Я отвел глаза, так как она посмотрела на меня жалко и с такой надеждой и таким неожиданно молодым, наверное, прежним своим движением поправила волосы. На меня вдруг пахнуло от этого жеста, от его простоты, чем-то очень знакомым, почти материнским. Мне захотелось защитить эту маленькую беспомощную женщину от всех бед света. Но что я мог сделать? Что? Даже если понимал, откуда был этот испуг в ее глазах и что значил заданный мне вопрос.

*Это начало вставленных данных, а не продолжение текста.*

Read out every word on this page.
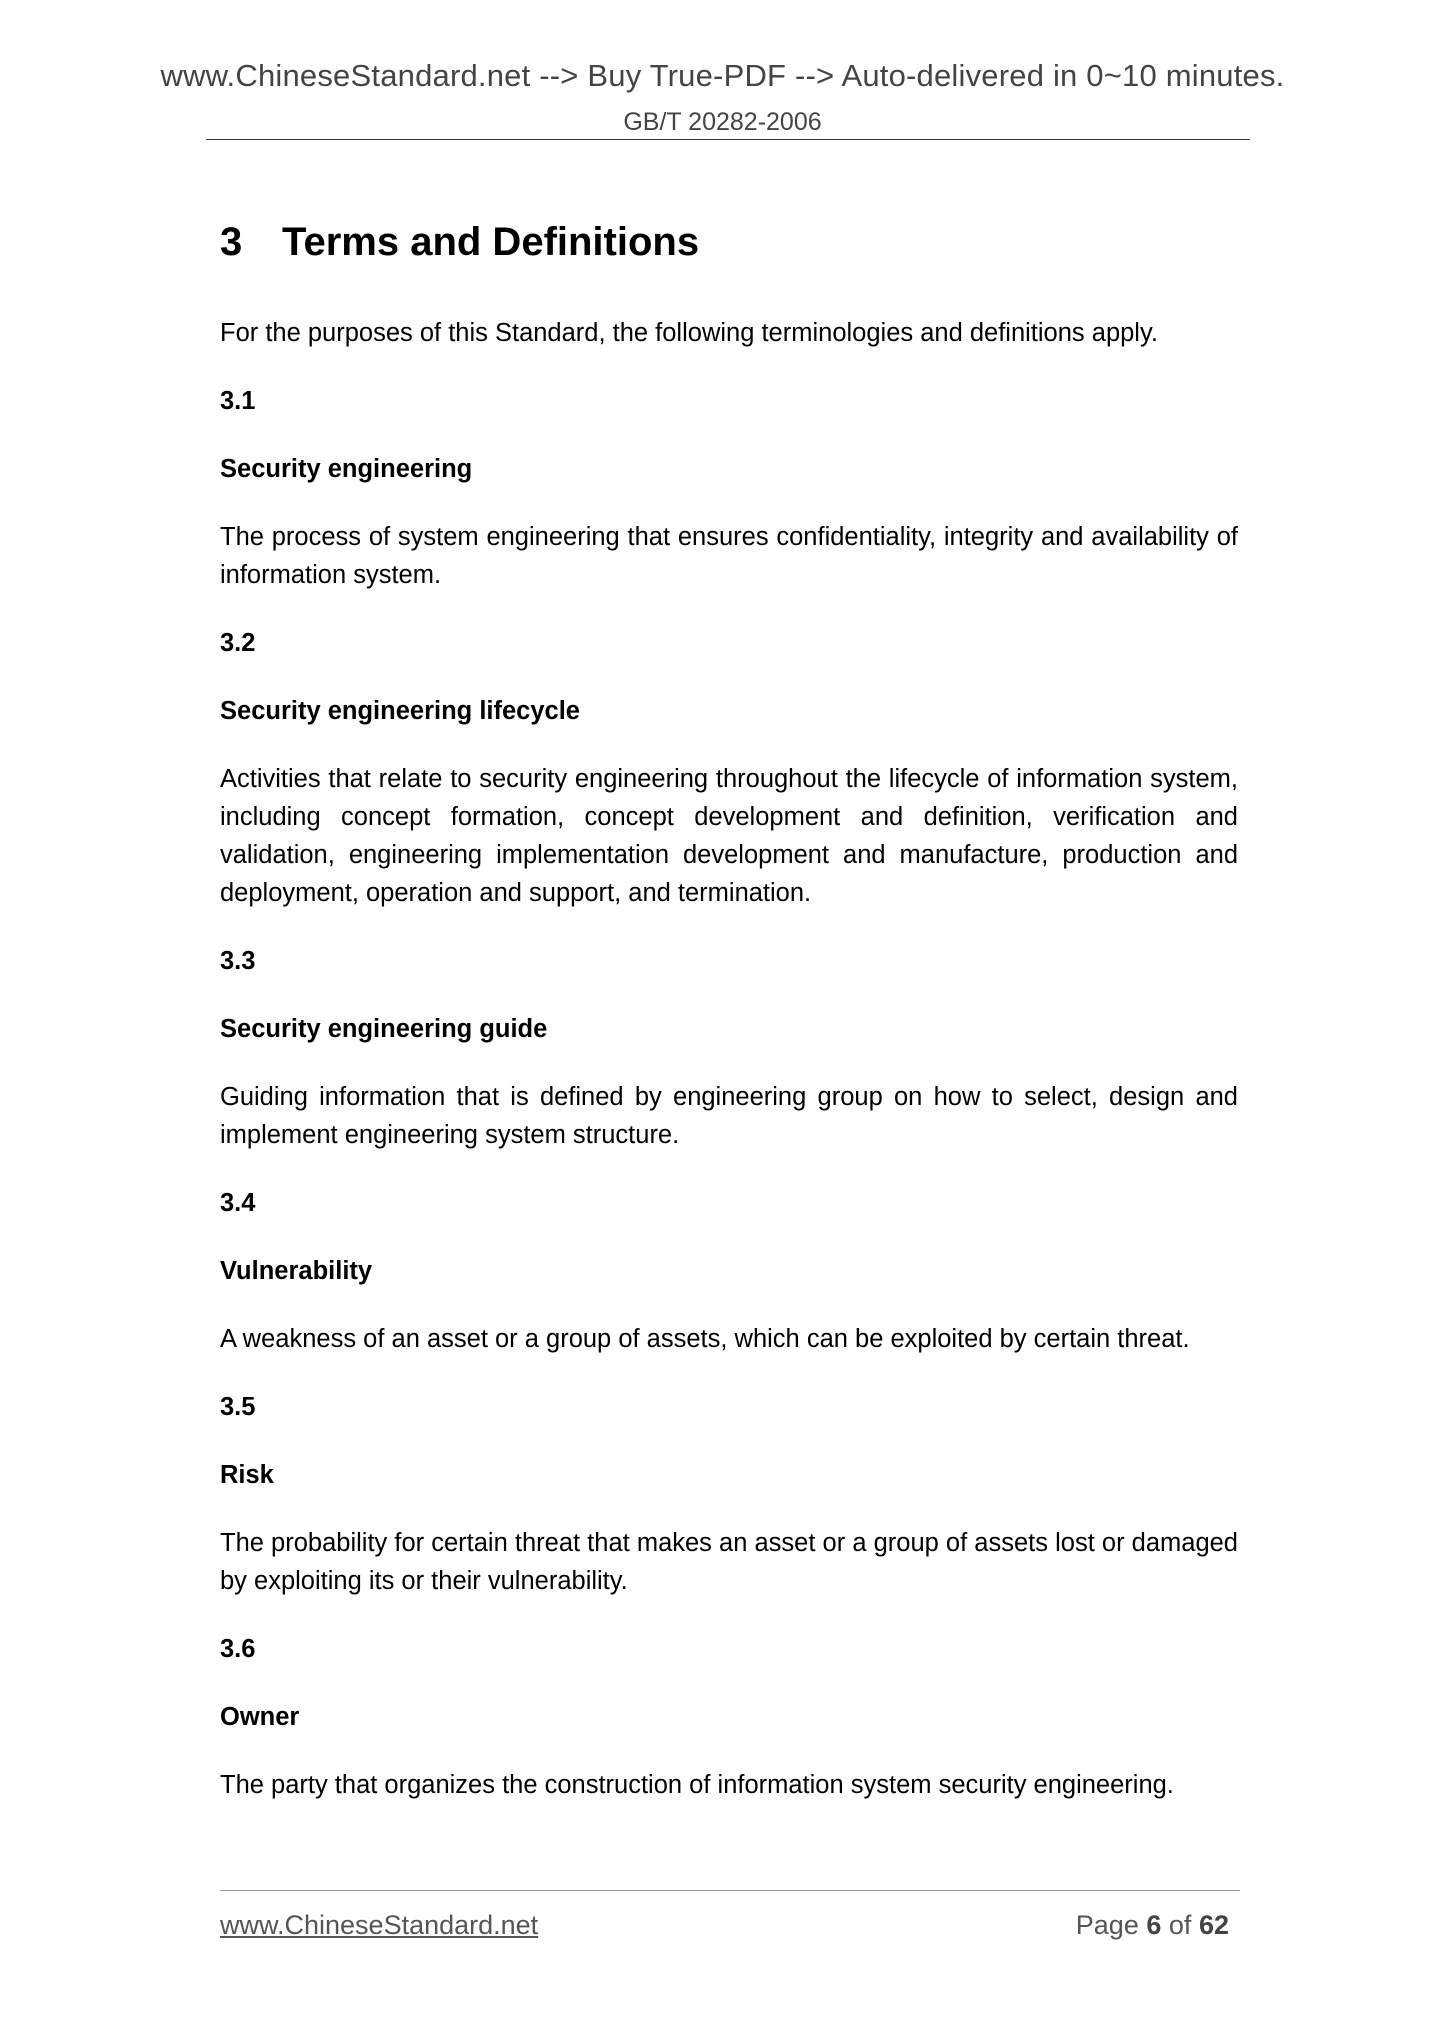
www.ChineseStandard.net --> Buy True-PDF --> Auto-delivered in 0~10 minutes.
GB/T 20282-2006
3 Terms and Definitions

For the purposes of this Standard, the following terminologies and definitions apply.

3.1

Security engineering

The process of system engineering that ensures confidentiality, integrity and availability of information system.

3.2

Security engineering lifecycle

Activities that relate to security engineering throughout the lifecycle of information system, including concept formation, concept development and definition, verification and validation, engineering implementation development and manufacture, production and deployment, operation and support, and termination.

3.3

Security engineering guide

Guiding information that is defined by engineering group on how to select, design and implement engineering system structure.

3.4

Vulnerability

A weakness of an asset or a group of assets, which can be exploited by certain threat.

3.5

Risk

The probability for certain threat that makes an asset or a group of assets lost or damaged by exploiting its or their vulnerability.

3.6

Owner

The party that organizes the construction of information system security engineering.

www.ChineseStandard.net	Page 6 of 62
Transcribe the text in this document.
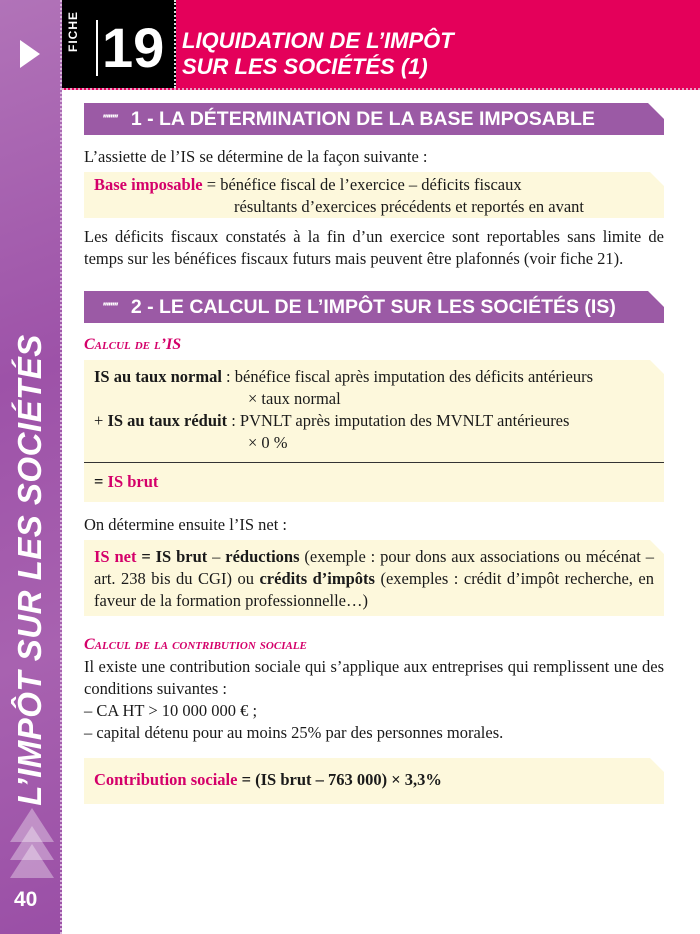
L’IMPÔT SUR LES SOCIÉTÉS
40
FICHE 19 LIQUIDATION DE L’IMPÔT
SUR LES SOCIÉTÉS (1)
'''''''' 1 - LA DÉTERMINATION DE LA BASE IMPOSABLE
L’assiette de l’IS se détermine de la façon suivante :
Base imposable = bénéfice fiscal de l’exercice – déficits fiscaux
résultants d’exercices précédents et reportés en avant
Les déficits fiscaux constatés à la fin d’un exercice sont reportables sans limite de temps sur les bénéfices fiscaux futurs mais peuvent être plafonnés (voir fiche 21).
'''''''' 2 - LE CALCUL DE L’IMPÔT SUR LES SOCIÉTÉS (IS)
Calcul de l’IS
IS au taux normal : bénéfice fiscal après imputation des déficits antérieurs
× taux normal
+ IS au taux réduit : PVNLT après imputation des MVNLT antérieures
× 0 %
= IS brut
On détermine ensuite l’IS net :
IS net = IS brut – réductions (exemple : pour dons aux associations ou mécénat – art. 238 bis du CGI) ou crédits d’impôts (exemples : crédit d’impôt recherche, en faveur de la formation professionnelle…)
Calcul de la contribution sociale
Il existe une contribution sociale qui s’applique aux entreprises qui remplissent une des conditions suivantes :
– CA HT > 10 000 000 € ;
– capital détenu pour au moins 25% par des personnes morales.
Contribution sociale = (IS brut – 763 000) × 3,3%
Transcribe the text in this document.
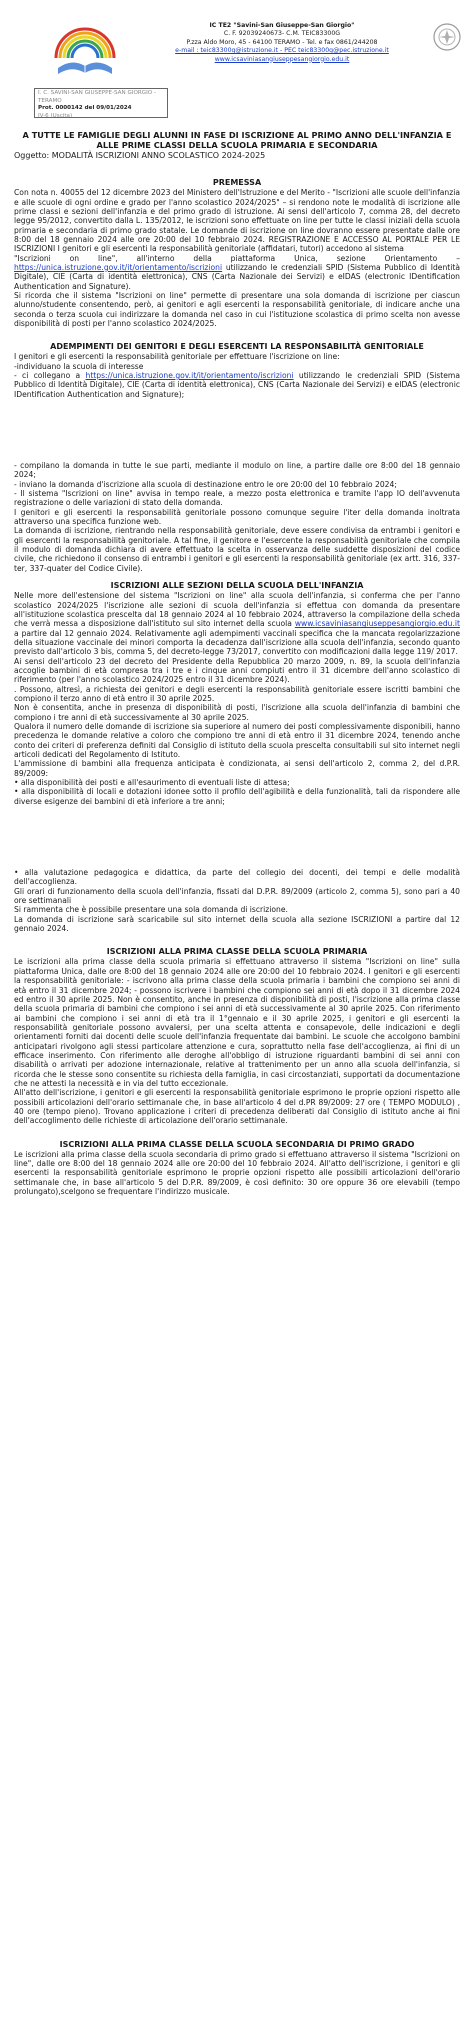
IC TE2 "Savini-San Giuseppe-San Giorgio"
C. F. 92039240673- C.M. TEIC83300G
P.zza Aldo Moro, 45 - 64100 TERAMO - Tel. e fax 0861/244208
e-mail : teic83300g@istruzione.it - PEC teic83300g@pec.istruzione.it
www.icsaviniasangiuseppesangiorgio.edu.it
I. C. SAVINI-SAN GIUSEPPE-SAN GIORGIO - TERAMO
Prot. 0000142 del 09/01/2024
IV-6 (Uscita)
A TUTTE LE FAMIGLIE DEGLI ALUNNI IN FASE DI ISCRIZIONE AL PRIMO ANNO DELL'INFANZIA E ALLE PRIME CLASSI DELLA SCUOLA PRIMARIA E SECONDARIA
Oggetto: MODALITÀ ISCRIZIONI ANNO SCOLASTICO 2024-2025
PREMESSA

Con nota n. 40055 del 12 dicembre 2023 del Ministero dell'Istruzione e del Merito - "Iscrizioni alle scuole dell'infanzia e alle scuole di ogni ordine e grado per l'anno scolastico 2024/2025" – si rendono note le modalità di iscrizione alle prime classi e sezioni dell'infanzia e del primo grado di istruzione. Ai sensi dell'articolo 7, comma 28, del decreto legge 95/2012, convertito dalla L. 135/2012, le iscrizioni sono effettuate on line per tutte le classi iniziali della scuola primaria e secondaria di primo grado statale. Le domande di iscrizione on line dovranno essere presentate dalle ore 8:00 del 18 gennaio 2024 alle ore 20:00 del 10 febbraio 2024. REGISTRAZIONE E ACCESSO AL PORTALE PER LE ISCRIZIONI I genitori e gli esercenti la responsabilità genitoriale (affidatari, tutori) accedono al sistema

"Iscrizioni on line", all'interno della piattaforma Unica, sezione Orientamento – https://unica.istruzione.gov.it/it/orientamento/iscrizioni utilizzando le credenziali SPID (Sistema Pubblico di Identità Digitale), CIE (Carta di identità elettronica), CNS (Carta Nazionale dei Servizi) e eIDAS (electronic IDentification Authentication and Signature).

Si ricorda che il sistema "Iscrizioni on line" permette di presentare una sola domanda di iscrizione per ciascun alunno/studente consentendo, però, ai genitori e agli esercenti la responsabilità genitoriale, di indicare anche una seconda o terza scuola cui indirizzare la domanda nel caso in cui l'istituzione scolastica di primo scelta non avesse disponibilità di posti per l'anno scolastico 2024/2025.

ADEMPIMENTI DEI GENITORI E DEGLI ESERCENTI LA RESPONSABILITÀ GENITORIALE

I genitori e gli esercenti la responsabilità genitoriale per effettuare l'iscrizione on line:

-individuano la scuola di interesse

- ci collegano a https://unica.istruzione.gov.it/it/orientamento/iscrizioni utilizzando le credenziali SPID (Sistema Pubblico di Identità Digitale), CIE (Carta di identità elettronica), CNS (Carta Nazionale dei Servizi) e eIDAS (electronic IDentification Authentication and Signature);

- compilano la domanda in tutte le sue parti, mediante il modulo on line, a partire dalle ore 8:00 del 18 gennaio 2024;

- inviano la domanda d'iscrizione alla scuola di destinazione entro le ore 20:00 del 10 febbraio 2024;

- Il sistema "Iscrizioni on line" avvisa in tempo reale, a mezzo posta elettronica e tramite l'app IO dell'avvenuta registrazione o delle variazioni di stato della domanda.

I genitori e gli esercenti la responsabilità genitoriale possono comunque seguire l'iter della domanda inoltrata attraverso una specifica funzione web.

La domanda di iscrizione, rientrando nella responsabilità genitoriale, deve essere condivisa da entrambi i genitori e gli esercenti la responsabilità genitoriale. A tal fine, il genitore e l'esercente la responsabilità genitoriale che compila il modulo di domanda dichiara di avere effettuato la scelta in osservanza delle suddette disposizioni del codice civile, che richiedono il consenso di entrambi i genitori e gli esercenti la responsabilità genitoriale (ex artt. 316, 337-ter, 337-quater del Codice Civile).

ISCRIZIONI ALLE SEZIONI DELLA SCUOLA DELL'INFANZIA

Nelle more dell'estensione del sistema "Iscrizioni on line" alla scuola dell'infanzia, si conferma che per l'anno scolastico 2024/2025 l'iscrizione alle sezioni di scuola dell'infanzia si effettua con domanda da presentare all'istituzione scolastica prescelta dal 18 gennaio 2024 al 10 febbraio 2024, attraverso la compilazione della scheda che verrà messa a disposizione dall'istituto sul sito internet della scuola www.icsaviniasangiuseppesangiorgio.edu.it a partire dal 12 gennaio 2024. Relativamente agli adempimenti vaccinali specifica che la mancata regolarizzazione della situazione vaccinale dei minori comporta la decadenza dall'iscrizione alla scuola dell'infanzia, secondo quanto previsto dall'articolo 3 bis, comma 5, del decreto-legge 73/2017, convertito con modificazioni dalla legge 119/ 2017.

Ai sensi dell'articolo 23 del decreto del Presidente della Repubblica 20 marzo 2009, n. 89, la scuola dell'infanzia accoglie bambini di età compresa tra i tre e i cinque anni compiuti entro il 31 dicembre dell'anno scolastico di riferimento (per l'anno scolastico 2024/2025 entro il 31 dicembre 2024).

. Possono, altresì, a richiesta dei genitori e degli esercenti la responsabilità genitoriale essere iscritti bambini che compiono il terzo anno di età entro il 30 aprile 2025.

Non è consentita, anche in presenza di disponibilità di posti, l'iscrizione alla scuola dell'infanzia di bambini che compiono i tre anni di età successivamente al 30 aprile 2025.

Qualora il numero delle domande di iscrizione sia superiore al numero dei posti complessivamente disponibili, hanno precedenza le domande relative a coloro che compiono tre anni di età entro il 31 dicembre 2024, tenendo anche conto dei criteri di preferenza definiti dal Consiglio di istituto della scuola prescelta consultabili sul sito internet negli articoli dedicati del Regolamento di Istituto.

L'ammissione di bambini alla frequenza anticipata è condizionata, ai sensi dell'articolo 2, comma 2, del d.P.R. 89/2009:

• alla disponibilità dei posti e all'esaurimento di eventuali liste di attesa;

• alla disponibilità di locali e dotazioni idonee sotto il profilo dell'agibilità e della funzionalità, tali da rispondere alle diverse esigenze dei bambini di età inferiore a tre anni;

• alla valutazione pedagogica e didattica, da parte del collegio dei docenti, dei tempi e delle modalità dell'accoglienza.

Gli orari di funzionamento della scuola dell'infanzia, fissati dal D.P.R. 89/2009 (articolo 2, comma 5), sono pari a 40 ore settimanali

Si rammenta che è possibile presentare una sola domanda di iscrizione.

La domanda di iscrizione sarà scaricabile sul sito internet della scuola alla sezione ISCRIZIONI a partire dal 12 gennaio 2024.

ISCRIZIONI ALLA PRIMA CLASSE DELLA SCUOLA PRIMARIA

Le iscrizioni alla prima classe della scuola primaria si effettuano attraverso il sistema "Iscrizioni on line" sulla piattaforma Unica, dalle ore 8:00 del 18 gennaio 2024 alle ore 20:00 del 10 febbraio 2024. I genitori e gli esercenti la responsabilità genitoriale: - iscrivono alla prima classe della scuola primaria i bambini che compiono sei anni di età entro il 31 dicembre 2024; - possono iscrivere i bambini che compiono sei anni di età dopo il 31 dicembre 2024 ed entro il 30 aprile 2025. Non è consentito, anche in presenza di disponibilità di posti, l'iscrizione alla prima classe della scuola primaria di bambini che compiono i sei anni di età successivamente al 30 aprile 2025. Con riferimento ai bambini che compiono i sei anni di età tra il 1°gennaio e il 30 aprile 2025, i genitori e gli esercenti la responsabilità genitoriale possono avvalersi, per una scelta attenta e consapevole, delle indicazioni e degli orientamenti forniti dai docenti delle scuole dell'infanzia frequentate dai bambini. Le scuole che accolgono bambini anticipatari rivolgono agli stessi particolare attenzione e cura, soprattutto nella fase dell'accoglienza, ai fini di un efficace inserimento. Con riferimento alle deroghe all'obbligo di istruzione riguardanti bambini di sei anni con disabilità o arrivati per adozione internazionale, relative al trattenimento per un anno alla scuola dell'infanzia, si ricorda che le stesse sono consentite su richiesta della famiglia, in casi circostanziati, supportati da documentazione che ne attesti la necessità e in via del tutto eccezionale.

All'atto dell'iscrizione, i genitori e gli esercenti la responsabilità genitoriale esprimono le proprie opzioni rispetto alle possibili articolazioni dell'orario settimanale che, in base all'articolo 4 del d.PR 89/2009: 27 ore ( TEMPO MODULO) , 40 ore (tempo pieno). Trovano applicazione i criteri di precedenza deliberati dal Consiglio di istituto anche ai fini dell'accoglimento delle richieste di articolazione dell'orario settimanale.

ISCRIZIONI ALLA PRIMA CLASSE DELLA SCUOLA SECONDARIA DI PRIMO GRADO

Le iscrizioni alla prima classe della scuola secondaria di primo grado si effettuano attraverso il sistema "Iscrizioni on line", dalle ore 8:00 del 18 gennaio 2024 alle ore 20:00 del 10 febbraio 2024. All'atto dell'iscrizione, i genitori e gli esercenti la responsabilità genitoriale esprimono le proprie opzioni rispetto alle possibili articolazioni dell'orario settimanale che, in base all'articolo 5 del D.P.R. 89/2009, è così definito: 30 ore oppure 36 ore elevabili (tempo prolungato),scelgono se frequentare l'indirizzo musicale.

— Я могу сказать о Дмитрии Степановиче только самые лучшие слова, — ответил я. — Мы жили с ним даже не то что в одной комнате, а в одном блиндаже. Он был очень верным, надежным, настоящим другом…
— Другом?.. Так почему же вы ничего не знали? — скривилась она, качая головой. — Если он был вам другом, почему же вы не знали, что с ним случилось?.. Здесь же недавно убили его товарища… тоже инспектора… его сослуживца… И вот все на него, все на него. Все на Митю. Вот какая несправедливость, какая жестокость! Вот что с ним сделали… А он бы еще до весны прожил… — Она снова задохнулась от слез. — Доктор мне обещал. Организм у него был еще крепкий…
Я взглянул на нее, теперь понял все и промолчал.
— А на него эта обида, этот позор… Как же он мог жить после этого? Он же от всех скрывал свою болезнь. Лишь бы ему туда, лишь бы в эти его лиманы. Он и ночью, бывало… Смотрю, только вернулся, только обсох, опять… Я ему: куда же ты, Митя, ночью? А он мне: «Служба, Мария. Служба… А должен. А надо…» — Ее морщинистая с обручальным кольцом рука, лежавшая на столе, дрожала. — И вот одевается, идет, понимаете. Больной идет. Шатает его, а он идет в эту проклятую лодку. Идет караулить эту рыбу. И каждый раз только свое: «А должен, Мария. А надо…»
Меня буквально заворожил этот своеобразный строй речи Дмитрия Степановича. Я словно услышал негромкий, чуть хрипловатый, почти стариковский голос: «А должен. А надо…» Какая в этих словах неповторимая характеристика человека. И певучесть, и спрятанная тоска, и самоотрешенность, и почти фатальность. «А должен… А надо…» В другой ситуации я бы записал это в блокнот. И какая емкость: «А должен… А надо…»
— И тут, я в Москву уехала, обещал лежать, — вздохнула она. — Ему же доктор больничный выписал. И пенсия уже была назначена. А он опять на эту службу… А теперь вот… здесь, на лимане, его самый близкий друг один есть… И тот… и того вчера не было… Никто…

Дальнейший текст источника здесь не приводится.